Don’t be wimpish: It may be unfair of voters to see centrists as wusses, but politics has never been fair. The caricature is rooted in a perceived lack of commitment (hedging your bets), an absence of conviction (bloodless technocracy) and effete circumspection (when electoral caution becomes political stasis). This has nothing to do with machismo, by the way. The very model of passionate centrism is Caroline Lucas, the outgoing Green MP for Brighton Pavilion (witness her remarks in the debate on Johnson’s lies to parliament on 19th June, in which she denounced the Tory absentees and the abstainers, which included Rishi Sunak, as “guilty not just of cowardice, but complicity”). Starmer’s defenders say that his bouts of political reticence reflect a belief in the maxim attributed to Napoleon: never interfere with the enemy when he is in the process of destroying himself. Given the Tories’ present genius for catastrophe, this approach has some merit—insofar as it goes. But it is nowhere near sufficient for a leader who, if he wins, will inherit perhaps the most challenging political landscape to face an incoming PM since Thatcher. He cannot afford to be seen as (much less be) battle-shy. No governing strategy for the 2020s is worthy of the name unless it involves a hefty measure of risk and a readiness for political combat. Put up your dukes, Sir Keir.
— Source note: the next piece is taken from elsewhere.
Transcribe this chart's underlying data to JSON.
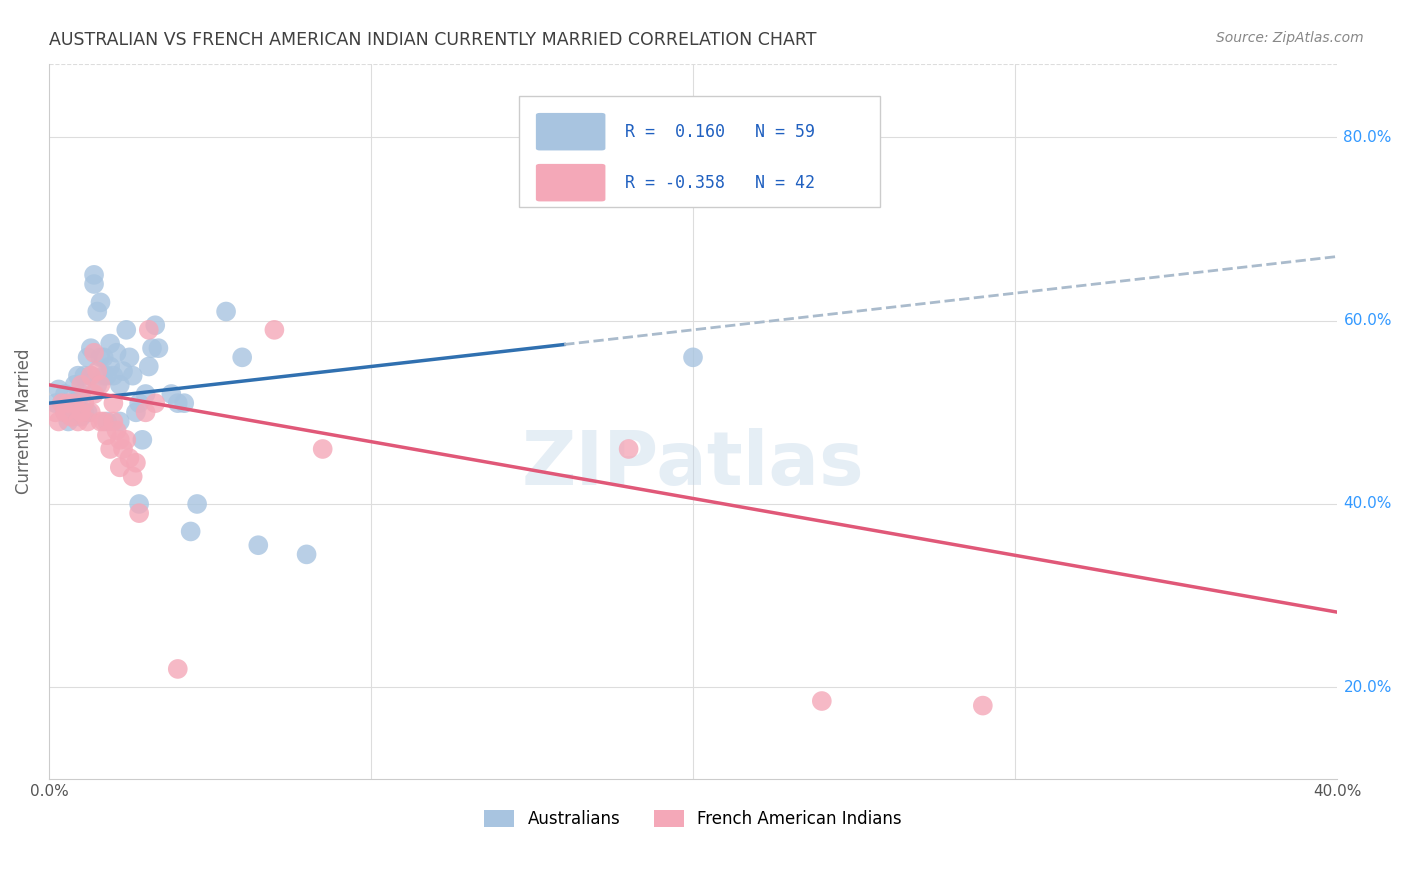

The next year will be a defining one for liberal democracy in this country and the US. As things stand, Biden will be facing a re-match with Trump on 5th November 2024, while Sunak is likely to go to the country in the spring or the autumn.
Against such a backdrop, centrists have a duty to stop apologising, to face the future and to embrace the formidable task ahead. “In a dark time, the eye begins to see,” wrote the poet Theodore Roethke. It is indeed time for the decent, the rational and the committed to demonstrate precisely this clarity of vision.